Let $a, b$ and $c$ be three angles such that: $$\sin a + \sin b + \sin c = 0$$ $$\cos a + \cos b + \cos c = 0$$
Prove that $\tan 3a = \tan 3b = \tan 3c$.
I haven't done anything meaningful yet on this problem because I have no idea how I should start.
Thank you in advance!
By geometry:
$(\cos a,\sin a),(\cos b,\sin b),(\cos c,\sin c)$ are three unit vectors which sum to zero.

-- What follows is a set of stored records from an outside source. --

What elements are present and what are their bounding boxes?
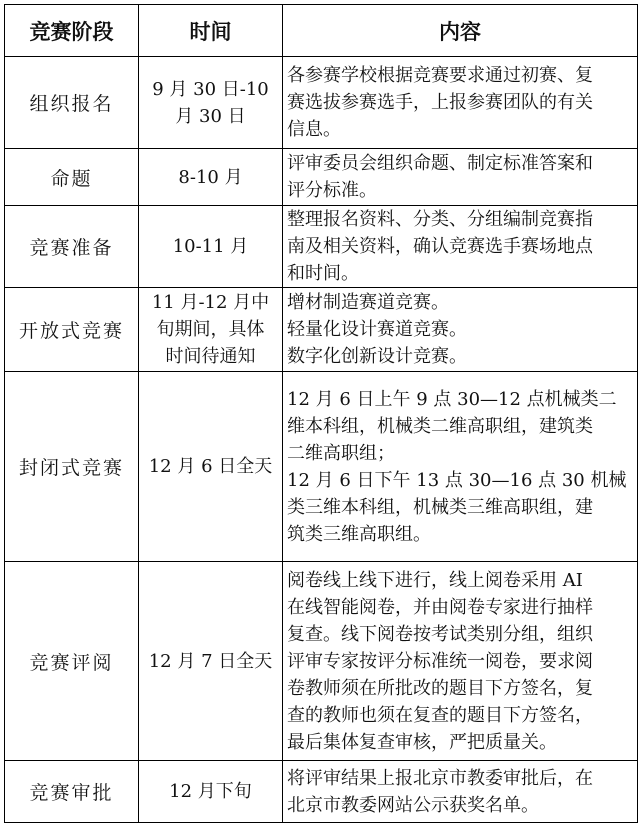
time-line: 旬期间，具体: [156, 319, 265, 340]
content-line: 北京市教委网站公示获奖名单。: [287, 794, 539, 816]
content-line: 筑类三维高职组。: [287, 523, 431, 545]
content-line: 维本科组，机械类二维高职组，建筑类: [287, 415, 593, 437]
time-line: 12 月 7 日全天: [148, 650, 273, 672]
time-cell: [139, 761, 283, 823]
content-line: 评分标准。: [287, 180, 377, 201]
content-line: 评审委员会组织命题、制定标准答案和: [287, 153, 593, 174]
stage-cell: 竞赛准备: [5, 206, 139, 288]
content-line: 类三维本科组，机械类三维高职组，建: [287, 496, 593, 518]
content-line: 轻量化设计赛道竞赛。: [287, 319, 467, 340]
content-line: 数字化创新设计竞赛。: [287, 346, 467, 367]
content-cell: [283, 288, 638, 372]
time-line: 9 月 30 日-10: [152, 78, 269, 100]
table-row: [5, 562, 638, 761]
table-row: [5, 288, 638, 372]
content-line: 12 月 6 日下午 13 点 30—16 点 30 机械: [287, 469, 627, 491]
content-line: 二维高职组；: [287, 442, 395, 464]
table-row: [5, 57, 638, 149]
header-row: [5, 5, 638, 57]
content-line: 复查。线下阅卷按考试类别分组，组织: [287, 623, 593, 645]
content-cell: [283, 372, 638, 562]
time-cell: [139, 149, 283, 206]
content-cell: [283, 149, 638, 206]
table-row: [5, 372, 638, 562]
stage-cell: 封闭式竞赛: [5, 372, 139, 562]
stage-cell: 竞赛评阅: [5, 562, 139, 761]
content-cell: [283, 761, 638, 823]
content-line: 最后集体复查审核，严把质量关。: [287, 731, 557, 753]
content-line: 查的教师也须在复查的题目下方签名，: [287, 704, 593, 726]
time-line: 8-10 月: [178, 166, 243, 188]
stage-cell: 命题: [5, 149, 139, 206]
time-line: 11 月-12 月中: [151, 292, 270, 313]
stage-cell: 竞赛审批: [5, 761, 139, 823]
content-line: 卷教师须在所批改的题目下方签名，复: [287, 677, 593, 699]
time-cell: [139, 206, 283, 288]
time-line: 10-11 月: [172, 236, 249, 257]
content-line: 将评审结果上报北京市教委审批后，在: [287, 767, 593, 789]
content-line: 赛选拔参赛选手，上报参赛团队的有关: [287, 92, 593, 113]
content-line: 评审专家按评分标准统一阅卷，要求阅: [287, 650, 593, 672]
time-line: 12 月下旬: [169, 781, 252, 802]
content-line: 阅卷线上线下进行，线上阅卷采用 AI: [287, 569, 583, 591]
header-stage: 竞赛阶段: [5, 5, 139, 57]
table-row: [5, 149, 638, 206]
content-cell: [283, 562, 638, 761]
content-cell: [283, 57, 638, 149]
content-line: 12 月 6 日上午 9 点 30—12 点机械类二: [287, 388, 617, 410]
content-line: 南及相关资料，确认竞赛选手赛场地点: [287, 236, 593, 257]
schedule-table: [4, 4, 638, 823]
time-cell: [139, 57, 283, 149]
content-line: 信息。: [287, 119, 341, 140]
content-line: 整理报名资料、分类、分组编制竞赛指: [287, 209, 593, 230]
table-row: [5, 206, 638, 288]
time-line: 月 30 日: [175, 105, 246, 127]
time-cell: [139, 288, 283, 372]
time-line: 时间待通知: [165, 346, 256, 367]
content-line: 各参赛学校根据竞赛要求通过初赛、复: [287, 65, 593, 86]
content-line: 和时间。: [287, 263, 359, 284]
content-line: 在线智能阅卷，并由阅卷专家进行抽样: [287, 596, 593, 618]
table-row: [5, 761, 638, 823]
time-line: 12 月 6 日全天: [148, 456, 273, 477]
content-line: 增材制造赛道竞赛。: [287, 292, 449, 313]
content-cell: [283, 206, 638, 288]
time-cell: [139, 562, 283, 761]
header-time: 时间: [139, 5, 283, 57]
stage-cell: 组织报名: [5, 57, 139, 149]
header-content: 内容: [283, 5, 638, 57]
stage-cell: 开放式竞赛: [5, 288, 139, 372]
time-cell: [139, 372, 283, 562]
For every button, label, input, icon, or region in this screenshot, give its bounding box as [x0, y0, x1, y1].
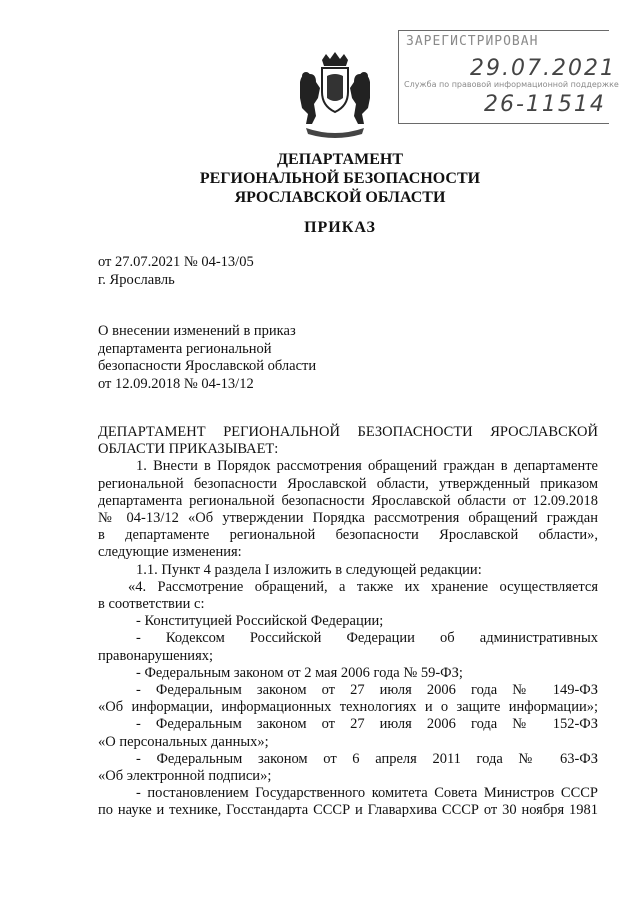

Then they must be the vertices of an equilateral triangle inscribed in the trigonometric circle, at angles $$k\frac{2\pi}3+\phi$$ for $k=0,1,2$.
Obviously,
$$\tan\left(3\left(k\frac{2\pi}3+\phi\right)\right)=\tan3\phi$$ for all $k$.
From this finding, we can derive a more analytical solution.
Combining the two initial equations, we must have
$$(\sin a+\sin b)^2+(\cos a+\cos b)^2=(-\sin c)^2+(-\cos c)^2=1$$ or after simplification $$2\sin a\sin b+2\cos a\cos b=2\cos(a-b)=-1$$ giving $$a-b=\pm\frac{2\pi}3.$$
By symmetry, this holds for $b-c$ and $c-a$ and leads us to
$$b=a\pm\frac{2\pi}3,c=a\mp\frac{2\pi}3,$$ then $$3b=3a\pm2\pi,3c=3a\mp2\pi.$$
We have
$sin(a)=-sin(b)-sin(c)$
and
$cos(a)=-cos(b)-cos(c)$
thus
$1=2+2sin(b)sin(c)+2cos(b)cos(c)$
$\implies$
$cos(b-c)=-\frac 12=cos(a-b)=cos(a-c)$
$\implies$
$b-c=\pm\frac{2\pi}{3}+2k_1\pi$
and
$a-b=\pm\frac{2\pi}{3}+2k_2\pi$
$\implies$
$\tan(3a)=\tan(3b)=\tan(3c)$.